I believe this error might arrive at the client user's terminal, and
they would see "unprivileged process died unexpectedly", even in the
code path where the child process terminates normally.

I would suggest to either use GOT_ERR_EOF which will be logged but
not be sent to the user, or simply call disconnect() directly.

> @@ -745,6 +735,20 @@ kill_proc(struct gotd_child_proc *proc, int fatal)
>  static void
>  kill_proc(struct gotd_child_proc *proc, int fatal)
>  {
> +	struct timeval tv = { 5, 0 };
> +
> +	log_debug("kill -%d %d", fatal ? SIGKILL : SIGTERM, proc->pid);
> +
> +	if (proc->iev.ibuf.fd != -1) {
> +		event_del(&proc->iev.ev);
> +		msgbuf_clear(&proc->iev.ibuf.w);
> +		close(proc->iev.ibuf.fd);
> +		proc->iev.ibuf.fd = -1;
> +	}
> +
> +	if (!evtimer_pending(&proc->tmo, NULL))
> +		evtimer_add(&proc->tmo, &tv);
> +

The above check needs && !fatal, otherwise we will schedule the
timeout again after it has already fired to trigger kill -9.

>  static void
> +kill_proc_timeout(int fd, short ev, void *d)
> +{
> +	struct gotd_child_proc *proc = d;
> +
> +	log_warnx("wait timeout for PID %d terminated", proc->pid);
> +	kill_proc(proc, 1);

I would rephrase the above as something like:
  "timeout waiting for PID %d to terminate; retrying with force"
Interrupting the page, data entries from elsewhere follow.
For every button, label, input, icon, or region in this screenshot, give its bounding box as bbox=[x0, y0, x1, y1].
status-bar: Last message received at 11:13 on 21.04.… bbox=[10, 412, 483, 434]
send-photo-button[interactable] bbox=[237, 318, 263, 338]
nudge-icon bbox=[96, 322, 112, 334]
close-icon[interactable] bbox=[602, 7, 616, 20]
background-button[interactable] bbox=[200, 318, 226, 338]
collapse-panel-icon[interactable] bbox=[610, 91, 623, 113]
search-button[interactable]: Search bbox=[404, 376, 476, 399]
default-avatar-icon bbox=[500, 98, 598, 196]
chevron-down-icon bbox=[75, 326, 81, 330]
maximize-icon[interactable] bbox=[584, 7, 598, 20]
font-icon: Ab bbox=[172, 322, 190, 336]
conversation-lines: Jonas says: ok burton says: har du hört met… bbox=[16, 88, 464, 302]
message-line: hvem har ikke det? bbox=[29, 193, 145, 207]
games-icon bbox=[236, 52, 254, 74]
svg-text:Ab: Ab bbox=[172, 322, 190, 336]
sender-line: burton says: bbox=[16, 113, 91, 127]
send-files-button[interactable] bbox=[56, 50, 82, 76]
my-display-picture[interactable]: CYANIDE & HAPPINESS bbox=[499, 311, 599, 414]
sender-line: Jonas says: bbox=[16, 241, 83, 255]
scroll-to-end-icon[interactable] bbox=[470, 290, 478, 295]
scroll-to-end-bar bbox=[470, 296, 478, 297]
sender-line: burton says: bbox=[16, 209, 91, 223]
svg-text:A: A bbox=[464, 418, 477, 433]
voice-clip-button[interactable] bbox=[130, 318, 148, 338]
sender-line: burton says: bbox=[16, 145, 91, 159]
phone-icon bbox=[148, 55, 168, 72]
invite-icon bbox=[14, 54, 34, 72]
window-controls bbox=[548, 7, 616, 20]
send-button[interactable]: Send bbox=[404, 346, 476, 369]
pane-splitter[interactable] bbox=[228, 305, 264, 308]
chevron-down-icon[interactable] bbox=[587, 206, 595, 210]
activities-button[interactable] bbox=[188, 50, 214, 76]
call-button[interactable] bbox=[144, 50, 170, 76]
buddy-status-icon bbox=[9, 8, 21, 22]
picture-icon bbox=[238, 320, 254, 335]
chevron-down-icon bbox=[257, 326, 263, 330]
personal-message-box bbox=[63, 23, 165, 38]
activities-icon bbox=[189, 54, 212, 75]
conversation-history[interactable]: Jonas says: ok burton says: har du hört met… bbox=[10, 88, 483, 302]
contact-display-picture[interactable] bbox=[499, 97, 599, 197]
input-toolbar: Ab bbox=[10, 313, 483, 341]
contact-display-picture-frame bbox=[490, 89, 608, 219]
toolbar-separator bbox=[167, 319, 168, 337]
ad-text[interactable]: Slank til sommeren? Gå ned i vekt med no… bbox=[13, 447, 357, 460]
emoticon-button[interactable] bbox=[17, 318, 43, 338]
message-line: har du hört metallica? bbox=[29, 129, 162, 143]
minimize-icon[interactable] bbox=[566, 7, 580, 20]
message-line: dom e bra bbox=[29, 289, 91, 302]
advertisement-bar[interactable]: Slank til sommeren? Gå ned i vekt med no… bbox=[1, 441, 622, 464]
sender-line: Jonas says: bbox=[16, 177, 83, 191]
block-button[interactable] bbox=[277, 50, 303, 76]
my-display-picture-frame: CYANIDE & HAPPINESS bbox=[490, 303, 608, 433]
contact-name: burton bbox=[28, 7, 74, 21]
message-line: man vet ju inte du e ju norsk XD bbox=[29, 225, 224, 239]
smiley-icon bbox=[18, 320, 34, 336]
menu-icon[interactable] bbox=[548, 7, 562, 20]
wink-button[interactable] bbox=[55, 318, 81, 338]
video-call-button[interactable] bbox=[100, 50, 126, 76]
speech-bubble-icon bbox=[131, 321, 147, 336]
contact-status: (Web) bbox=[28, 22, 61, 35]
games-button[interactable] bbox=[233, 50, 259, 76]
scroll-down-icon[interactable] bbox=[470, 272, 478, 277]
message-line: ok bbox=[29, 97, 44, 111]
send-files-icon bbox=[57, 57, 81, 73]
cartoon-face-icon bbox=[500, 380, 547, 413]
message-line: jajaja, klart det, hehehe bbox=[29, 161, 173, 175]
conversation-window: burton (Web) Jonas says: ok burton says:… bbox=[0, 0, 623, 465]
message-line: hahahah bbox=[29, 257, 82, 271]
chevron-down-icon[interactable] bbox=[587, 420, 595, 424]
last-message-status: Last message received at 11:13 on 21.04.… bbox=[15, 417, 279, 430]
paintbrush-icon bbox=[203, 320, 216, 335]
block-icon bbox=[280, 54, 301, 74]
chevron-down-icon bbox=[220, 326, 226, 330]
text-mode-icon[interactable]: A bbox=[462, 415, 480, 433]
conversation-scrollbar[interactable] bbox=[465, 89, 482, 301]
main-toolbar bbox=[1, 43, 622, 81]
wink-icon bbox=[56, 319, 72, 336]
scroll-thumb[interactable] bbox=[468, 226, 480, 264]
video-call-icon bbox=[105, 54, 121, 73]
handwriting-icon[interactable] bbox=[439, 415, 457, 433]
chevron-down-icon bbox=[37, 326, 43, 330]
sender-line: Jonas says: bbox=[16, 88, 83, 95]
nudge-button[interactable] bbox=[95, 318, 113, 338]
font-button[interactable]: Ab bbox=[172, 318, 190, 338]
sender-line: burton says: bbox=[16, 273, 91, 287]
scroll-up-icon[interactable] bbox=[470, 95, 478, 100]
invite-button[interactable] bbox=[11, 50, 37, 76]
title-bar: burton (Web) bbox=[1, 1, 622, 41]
> +static struct gotd_child_proc *
> +find_proc_by_pid(pid_t pid)
> +{
> +	struct gotd_child_proc *proc;

Must initialize to NULL above, otherwise we return garbage below if no
PID matches.

> +
> +	TAILQ_FOREACH(proc, &procs, procs)
> +		if (proc->pid == pid)
> +			break;
> +
> +	return proc;
> +}

> @@ -1508,6 +1560,13 @@ start_listener(char *argv0, const char *confpath, int 
>  	if (proc == NULL)
>  		fatal("calloc");
>  
> +	TAILQ_INSERT_HEAD(&procs, proc, procs);
> +
> +	/*
> +	 * XXX start_listener is called before event_init() so can't
> +	 * initialize proc->tmo here.
> +	 */
> +
>  	proc->type = PROC_LISTEN;

I would remove the XXX, I suspect that not calling event_init() before
starting the listener was deliberate. At least I vaguely recall having
problems with forking and event_init().

Perhaps mention that the timeout will be initialized in main() instead?